E.U. presented a perfect target: a new “gastropub” opening up in the bar-oversaturated East Village at a pivotal moment in the club/quality of life wars when the State Liquor Authority was finally listening to the community. An anti-E.U. petition stated “subdued restaurants and cafes are one thing, but loud raucous late-night bars (possibly with live music and or video screens) are quite another.”
We agree. The only problem is that E.U. is the former: a subdued establishment run by restaurateurs with a strong 20-year record of operating excellent, family-oriented restaurants, and not bars, lounges, clubs or velvet-rope discos. There is no outdoor garden at E.U., nor sidewalk cafe. Their kitchen and restaurant close when the nightlife scene in the East Village is just coming to life.
E.U. was denied its full liquor license at a hearing in March, and now they are applying for a beer and wine license in order to reopen, and stay afloat. The effort to deny E.U. this softer license is the wrong battle to fight in the struggle to control bar oversaturation in the East Village and Lower East Side. This is a fine, yet casual, restaurant and brings some new and interesting culinary choices to the neighborhood.
One might say that E.U. should have better assessed the risks of applying for a liquor license in the C.B. 3 “moratorium” area. But when legitimate restaurants are prevented from obtaining liquor licenses, and therefore surviving, the only survivors will be the clubs and lounges that already have licenses given during the period of the great S.L.A. slumber. A neighborhood cannot then make the transition from bars to a more diversified storefront economy and it will remain stuck as a bar ghetto.
The issue of potential license transfer and detrimental-use change is a legitimate concern that far transcends the E.U. case. E.U.’s owners are willing to talk to the community about license-transfer stipulations and hours and other community concerns and we hope that the community will engage in this discussion.
This page has long been a supporter of working to force the S.L.A. to recognize that its indiscriminant granting of liquor licenses in bar-oversaturated neighborhoods is not in the public interest. We will continue that fight. But the real battle is enforcing existing regulations against renegade clubs in an expedited fashion, preventing any more clubs and bars from opening and creating the conditions that let the storefront economy diversify from clubs and bars.

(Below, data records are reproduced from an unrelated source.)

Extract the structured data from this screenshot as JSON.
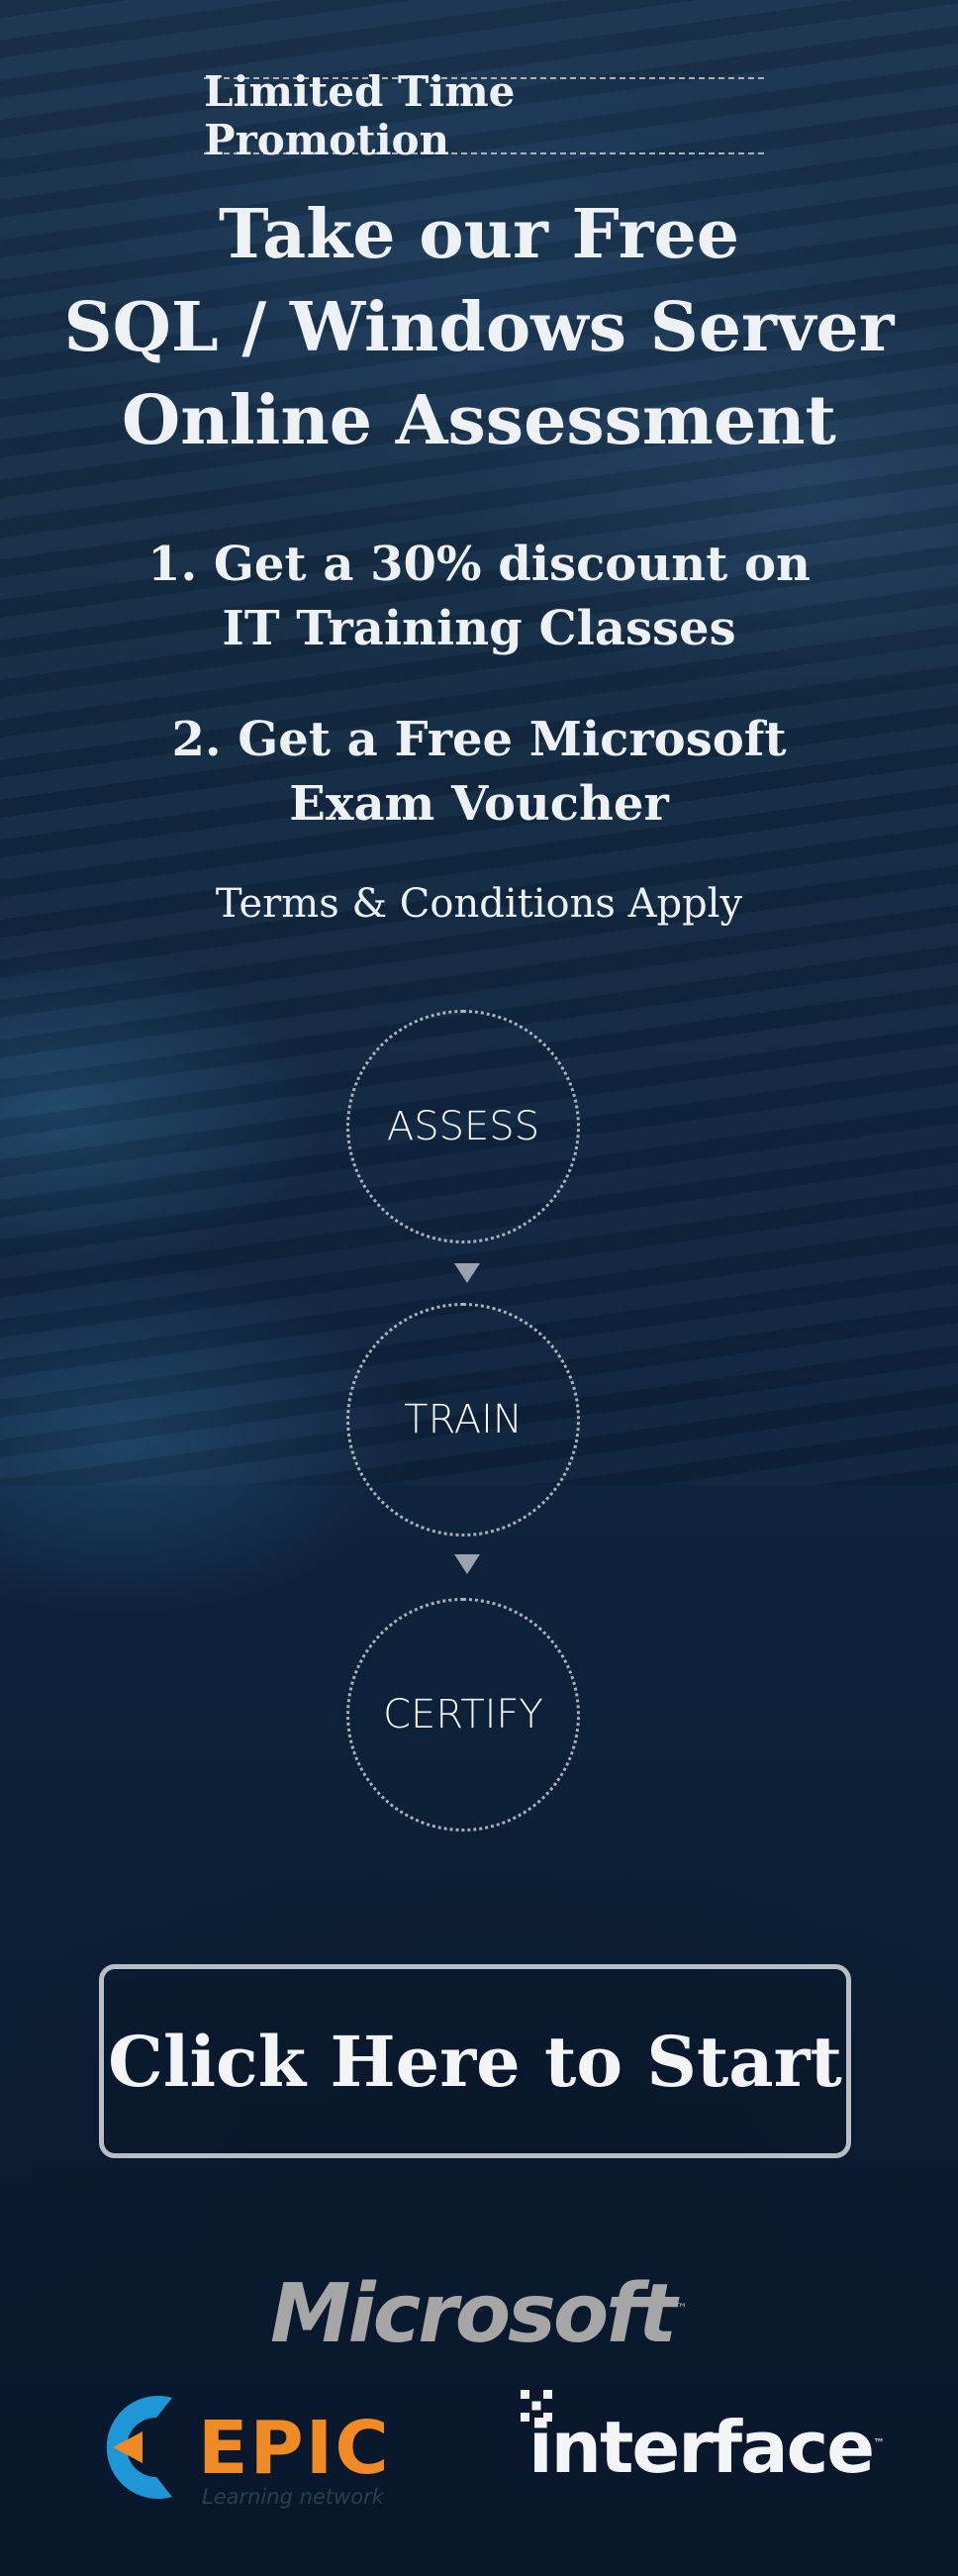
{
  "promo_label": "Limited Time Promotion",
  "headline": [
    "Take our Free",
    "SQL / Windows Server",
    "Online Assessment"
  ],
  "benefits": [
    [
      "1. Get a 30% discount on",
      "IT Training Classes"
    ],
    [
      "2. Get a Free Microsoft",
      "Exam Voucher"
    ]
  ],
  "terms": "Terms & Conditions Apply",
  "steps": [
    "ASSESS",
    "TRAIN",
    "CERTIFY"
  ],
  "cta_label": "Click Here to Start",
  "logos": {
    "microsoft": "Microsoft",
    "epic_name": "EPIC",
    "epic_tagline": "Learning network",
    "interface_name": "interface"
  },
  "colors": {
    "epic_orange": "#f08a24",
    "epic_blue": "#1f97d6",
    "text_light": "#eef1f4"
  }
}
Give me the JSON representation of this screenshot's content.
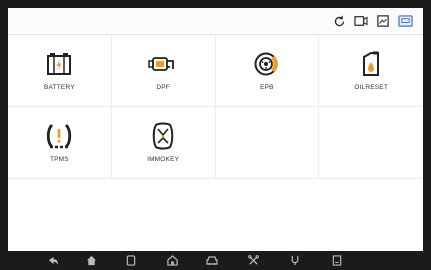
{
  "status_bar": {
    "icons": [
      "refresh-icon",
      "video-record-icon",
      "gallery-icon",
      "vci-icon"
    ]
  },
  "functions": [
    {
      "label": "BATTERY",
      "icon": "battery-icon"
    },
    {
      "label": "DPF",
      "icon": "dpf-icon"
    },
    {
      "label": "EPB",
      "icon": "brake-disc-icon"
    },
    {
      "label": "OILRESET",
      "icon": "oil-can-icon"
    },
    {
      "label": "TPMS",
      "icon": "tpms-icon"
    },
    {
      "label": "IMMOKEY",
      "icon": "car-key-icon"
    }
  ],
  "nav_bar": {
    "buttons": [
      "back-icon",
      "home-icon",
      "recents-icon",
      "house-icon",
      "car-icon",
      "tools-icon",
      "connector-icon",
      "screenshot-icon"
    ]
  },
  "colors": {
    "accent_orange": "#f39c1f",
    "icon_dark": "#222222",
    "nav_background": "#1b1b1b"
  }
}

The publisher of The Villager is a friend of Bob Giraldi and Patti Greaney and can vouch that their several Downtown restaurants, including Gigino Trattoria, BREADTribeca and Mercer Kitchen, are operated responsibly, contribute to their neighborhoods and are first and foremost restaurants, not bars.
We hope that rather than punishing E.U., the community will try to find common ground with these responsible restaurant owners. It does not help the legitimate cause to limit clubs and bars when one makes clubs and restaurants equivalent targets.